As of the 2020 United States census, there were 2,087 people, 673 households, and 408 families residing in the CDP.

===2000 census===
As of the census of 2000, there were 2,228 people, 875 households, and 594 families residing in the CDP. The population density was 518.5 PD/sqmi. There were 989 housing units at an average density of 230.2 /sqmi. The racial makeup of the CDP was 95.96% White, 0.81% African American, 0.04% Native American, 0.04% Asian, 0.04% Pacific Islander, 2.29% from other races, and 0.81% from two or more races. Hispanic or Latino of any race were 7.99% of the population.

There were 875 households, out of which 30.1% had children under the age of 18 living with them, 50.7% were married couples living together, 11.2% had a female householder with no husband present, and 32.1% were non-families. 26.4% of all households were made up of individuals, and 11.5% had someone living alone who was 65 years of age or older. The average household size was 2.48 and the average family size was 2.94.

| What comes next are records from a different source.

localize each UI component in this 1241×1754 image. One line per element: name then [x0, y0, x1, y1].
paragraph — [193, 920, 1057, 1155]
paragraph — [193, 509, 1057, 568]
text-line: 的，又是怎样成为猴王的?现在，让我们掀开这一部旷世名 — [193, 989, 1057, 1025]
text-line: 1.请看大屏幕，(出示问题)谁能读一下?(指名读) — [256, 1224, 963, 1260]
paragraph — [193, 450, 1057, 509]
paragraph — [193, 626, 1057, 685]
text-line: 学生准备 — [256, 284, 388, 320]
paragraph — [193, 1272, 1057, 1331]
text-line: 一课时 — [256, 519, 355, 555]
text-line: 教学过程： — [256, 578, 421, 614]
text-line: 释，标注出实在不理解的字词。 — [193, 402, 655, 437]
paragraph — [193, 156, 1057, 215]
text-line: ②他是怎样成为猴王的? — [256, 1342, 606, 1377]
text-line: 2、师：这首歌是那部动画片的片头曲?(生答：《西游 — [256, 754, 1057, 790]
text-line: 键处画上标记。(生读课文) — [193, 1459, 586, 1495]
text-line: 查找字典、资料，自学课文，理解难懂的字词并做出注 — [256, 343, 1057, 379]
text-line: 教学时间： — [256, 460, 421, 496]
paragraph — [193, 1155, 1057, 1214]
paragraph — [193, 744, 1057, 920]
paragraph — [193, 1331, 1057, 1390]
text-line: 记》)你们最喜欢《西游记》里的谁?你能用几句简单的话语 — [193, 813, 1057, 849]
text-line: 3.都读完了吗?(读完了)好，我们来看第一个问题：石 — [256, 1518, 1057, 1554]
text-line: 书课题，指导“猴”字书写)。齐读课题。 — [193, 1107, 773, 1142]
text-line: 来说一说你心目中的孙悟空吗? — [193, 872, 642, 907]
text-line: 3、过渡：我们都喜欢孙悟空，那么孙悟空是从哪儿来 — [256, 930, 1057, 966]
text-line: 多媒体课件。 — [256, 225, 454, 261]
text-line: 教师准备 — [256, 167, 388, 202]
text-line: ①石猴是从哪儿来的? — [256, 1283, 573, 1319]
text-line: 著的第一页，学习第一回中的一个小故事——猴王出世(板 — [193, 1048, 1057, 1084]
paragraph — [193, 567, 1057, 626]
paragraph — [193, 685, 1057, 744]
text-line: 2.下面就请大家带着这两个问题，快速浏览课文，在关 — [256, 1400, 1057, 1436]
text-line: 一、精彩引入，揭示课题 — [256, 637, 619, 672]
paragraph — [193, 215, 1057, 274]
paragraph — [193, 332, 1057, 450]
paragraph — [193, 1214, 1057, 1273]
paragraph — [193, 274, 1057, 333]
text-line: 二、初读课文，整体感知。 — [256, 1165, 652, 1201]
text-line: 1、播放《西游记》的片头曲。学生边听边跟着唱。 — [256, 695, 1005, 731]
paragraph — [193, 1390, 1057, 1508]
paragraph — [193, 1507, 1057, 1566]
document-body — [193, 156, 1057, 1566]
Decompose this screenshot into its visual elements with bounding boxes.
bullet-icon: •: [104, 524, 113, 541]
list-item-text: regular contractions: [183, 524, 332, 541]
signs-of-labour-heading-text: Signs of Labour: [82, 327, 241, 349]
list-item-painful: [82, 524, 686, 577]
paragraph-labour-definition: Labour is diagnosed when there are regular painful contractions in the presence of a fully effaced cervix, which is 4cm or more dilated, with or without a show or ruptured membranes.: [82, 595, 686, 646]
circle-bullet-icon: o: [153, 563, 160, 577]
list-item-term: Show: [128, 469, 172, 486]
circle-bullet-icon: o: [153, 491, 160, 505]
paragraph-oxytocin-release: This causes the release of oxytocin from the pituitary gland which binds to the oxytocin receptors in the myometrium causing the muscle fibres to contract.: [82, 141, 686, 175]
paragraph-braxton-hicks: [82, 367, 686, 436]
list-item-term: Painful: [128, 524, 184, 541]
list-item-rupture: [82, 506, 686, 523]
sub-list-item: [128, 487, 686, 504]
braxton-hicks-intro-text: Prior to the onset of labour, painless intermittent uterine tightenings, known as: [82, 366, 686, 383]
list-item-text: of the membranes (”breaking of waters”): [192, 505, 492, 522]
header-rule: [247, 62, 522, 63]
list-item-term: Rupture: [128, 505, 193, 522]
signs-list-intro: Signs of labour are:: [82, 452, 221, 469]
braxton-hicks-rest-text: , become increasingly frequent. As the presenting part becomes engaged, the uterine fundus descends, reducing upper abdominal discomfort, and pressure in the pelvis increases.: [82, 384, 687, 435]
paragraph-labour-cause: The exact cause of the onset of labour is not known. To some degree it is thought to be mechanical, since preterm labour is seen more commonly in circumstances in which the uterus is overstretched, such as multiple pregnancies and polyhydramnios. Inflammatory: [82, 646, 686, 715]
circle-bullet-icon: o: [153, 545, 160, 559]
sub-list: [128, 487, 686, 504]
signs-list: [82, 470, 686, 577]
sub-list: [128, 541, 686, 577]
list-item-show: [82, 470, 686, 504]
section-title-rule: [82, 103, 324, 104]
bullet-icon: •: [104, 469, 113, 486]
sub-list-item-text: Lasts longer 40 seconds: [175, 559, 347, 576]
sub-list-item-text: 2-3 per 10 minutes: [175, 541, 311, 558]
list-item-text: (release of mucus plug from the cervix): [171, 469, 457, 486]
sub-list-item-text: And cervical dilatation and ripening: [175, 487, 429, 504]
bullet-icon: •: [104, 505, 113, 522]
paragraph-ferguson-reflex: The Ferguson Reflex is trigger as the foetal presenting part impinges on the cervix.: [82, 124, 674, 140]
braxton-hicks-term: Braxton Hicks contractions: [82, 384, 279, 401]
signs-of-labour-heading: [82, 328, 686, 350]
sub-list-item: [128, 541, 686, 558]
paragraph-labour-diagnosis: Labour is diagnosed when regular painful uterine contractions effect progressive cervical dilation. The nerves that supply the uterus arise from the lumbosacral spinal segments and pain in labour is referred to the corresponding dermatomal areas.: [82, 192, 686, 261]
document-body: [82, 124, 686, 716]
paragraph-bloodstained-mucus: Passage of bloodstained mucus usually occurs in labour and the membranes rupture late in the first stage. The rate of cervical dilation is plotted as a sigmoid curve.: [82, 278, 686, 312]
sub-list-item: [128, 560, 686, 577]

In the CDP, the population was spread out, with 23.6% under the age of 18, 10.0% from 18 to 24, 30.6% from 25 to 44, 21.0% from 45 to 64, and 14.9% who were 65 years of age or older. The median age was 36 years. For every 100 females, there were 98.8 males. For every 100 females age 18 and over, there were 92.2 males.

The median income for a household in the CDP was $30,898, and the median income for a family was $36,190. Males had a median income of $26,950 versus $23,603 for females. The per capita income for the CDP was $17,169. About 12.7% of families and 17.8% of the population were below the poverty line, including 14.0% of those under age 18 and 16.5% of those age 65 or over.